The board relies heavily on objective data, which can be difficult to get in wartime or for events that happened years ago, he said.

"Even today in Iraq, there’s no one out on the battlefield writing a report about who took a bullet or got a piece of metal lodged where," Nelson said. "That’s why awarding a Medal of Honor usually takes a long time. You have to prove heroism and true valor."

It’s an imperfect but good process, he said. "There’s no malice in the Navy process. We adjudicate it with an objective point of view."

Never say die

But that doesn’t make it easier for Holewinski’s supporters. When they hear about another World War II veteran who has recently received a medal, they wonder what they are doing wrong in their quest for Holewinski’s medal, Ernie Holewinski said. And they feel time growing short for veterans now in their 80s and 90s.

Still, Holewinski’s family and friends have pledged to soldier on until "the right someone" pays attention, he said.

"I will continue my efforts to get Ralph his Navy Cross medal," Ernie Holewinski said. "I believe the just God, plus the spirit of Col. Hanna, wants Ralph to get this piece of hardware before he leaves this earth."

Stars and Stripes reporter Jennifer Svan contributed to this report.

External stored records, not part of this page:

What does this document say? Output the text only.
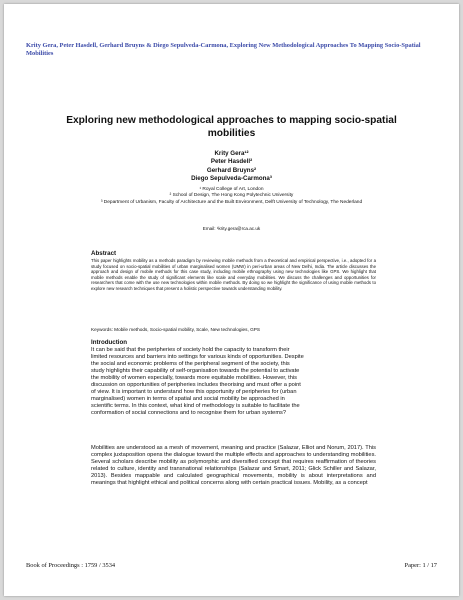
Krity Gera, Peter Hasdell, Gerhard Bruyns & Diego Sepulveda-Carmona, Exploring New Methodological Approaches To Mapping Socio-Spatial Mobilities
Exploring new methodological approaches to mapping socio-spatial mobilities
Krity Gera¹²
Peter Hasdell²
Gerhard Bruyns²
Diego Sepulveda-Carmona³
¹ Royal College of Art, London
² School of Design, The Hong Kong Polytechnic University
³ Department of Urbanism, Faculty of Architecture and the Built Environment, Delft University of Technology, The Nederland
Email: ¹krity.gera@rca.ac.uk
Abstract
This paper highlights mobility as a methods paradigm by reviewing mobile methods from a theoretical and empirical perspective, i.e., adopted for a study focused on socio-spatial mobilities of urban marginalised women (UMW) in peri-urban areas of New Delhi, India. The article discusses the approach and design of mobile methods for this case study, including mobile ethnography using new technologies like GPS. We highlight that mobile methods enable the study of significant elements like scale and everyday mobilities. We discuss the challenges and opportunities for researchers that come with the use new technologies within mobile methods. By doing so we highlight the significance of using mobile methods to explore new research techniques that present a holistic perspective towards understanding mobility.
Keywords: Mobile methods, Socio-spatial mobility, Scale, New technologies, GPS
Introduction
It can be said that the peripheries of society hold the capacity to transform their
limited resources and barriers into settings for various kinds of opportunities. Despite
the social and economic problems of the peripheral segment of the society, this
study highlights their capability of self-organisation towards the potential to activate
the mobility of women especially, towards more equitable mobilities. However, this
discussion on opportunities of peripheries includes theorising and must offer a point
of view. It is important to understand how this opportunity of peripheries for (urban
marginalised) women in terms of spatial and social mobility be approached in
scientific terms. In this context, what kind of methodology is suitable to facilitate the
conformation of social connections and to recognise them for urban systems?
Mobilities are understood as a mesh of movement, meaning and practice (Salazar, Elliot and Norum, 2017). This complex juxtaposition opens the dialogue toward the multiple effects and approaches to understanding mobilities. Several scholars describe mobility as polymorphic and diversified concept that requires reaffirmation of theories related to culture, identity and transnational relationships (Salazar and Smart, 2011; Glick Schiller and Salazar, 2013). Besides mappable and calculated geographical movements, mobility is about interpretations and meanings that highlight ethical and political concerns along with certain practical issues. Mobility, as a concept
Book of Proceedings : 1759 / 3534	Paper: 1 / 17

Quest timelineThe following is the progression of events in Ernie Holewinski’s quest to upgrade a medal his older brother, Ralph, received for action in World War II:

Dec. 23, 1941 — U.S. Marine Corps Cpl. Ralph Holewinski mans a 3-inch gun during the Japanese attack on Wake Island and, with the help of two civilians, takes out two Japanese warships. Second Lt. Robert Hanna wrote that he had to order Holewinski off the gun to take cover. Hanna also wrote that Holewinski rushed the Japanese landing force with his rifle and was hit in the back with grenade shrapnel. Holewinski also was shot in the legs four times. He spent the following three years as a prisoner of war in Japan.

Jan. 5, 1942 — Units defending Wake Island receive the Presidential Unit Citation. Hanna submits a report recommending Holewinski, Pfc. Charles Hill and three civilian contractors be cited for gallantry in action.

Mar. 21, 1946 — Holewinski is honorably discharged from the Marine Corps.

Late 1946 — Hanna and Hill are awarded the Navy Cross; no action is taken regarding Holewinski.

August 1999 — Retired as a colonel, Hanna discovers Holewinski has not received an award and recommends he receive at least a Silver Star.

May 2000 — The Marine Corps recommends a Bronze Star for Holewinski.

Aug. 4, 2000 — Secretary of the Navy approves the Bronze Star for Holewinski. A request is made to upgrade the medal to a Navy Cross, but it is denied by Headquarters Marines Corps.

September 2003 — A request for an upgrade to a Navy Cross is submitted to the Board for the Correction of Naval Records.

Jan. 12, 2005 — The board denies the request.

Aug. 04, 2007 — Another request based on “new and material evidence” is submitted to the board with a recommendation by a brigadier general.

Feb. 28, 2008 — The request is denied.

Source: Ernie Holewinski

Application review process

What is the seven-step process the Board for Correction of Naval Records follows when reviewing an application?

1. The applicant, heir or legal representative submits an Application for Correction of Military or Naval Records (DD Form 149) and supporting brief to the board.

2. All pertinent records are assembled from various sources, including the Veterans Administration.

3. The board may ask the appropriate military office to provide an "advisory opinion" regarding the claim’s merit.

4. The examiner reviews applicant’s military record, application, brief and any advisory opinion and prepares a summary.

5. The board reviews the case and decides if a hearing should be granted or the matter should be decided without a formal hearing.

6. The board’s recommendation is forwarded to the secretary of the Navy for approval.

7. If the secretary agrees with the board, the Navy implements the correction, including any monetary relief by the appropriate disbursing activity.

What happens if the board denies a petition?

If the three-member panel denies an application, the applicant is notified in writing of its decision and the reason for its action. Applicants may request reconsideration of the decision upon presentation of new and material evidence or other matters not previously considered.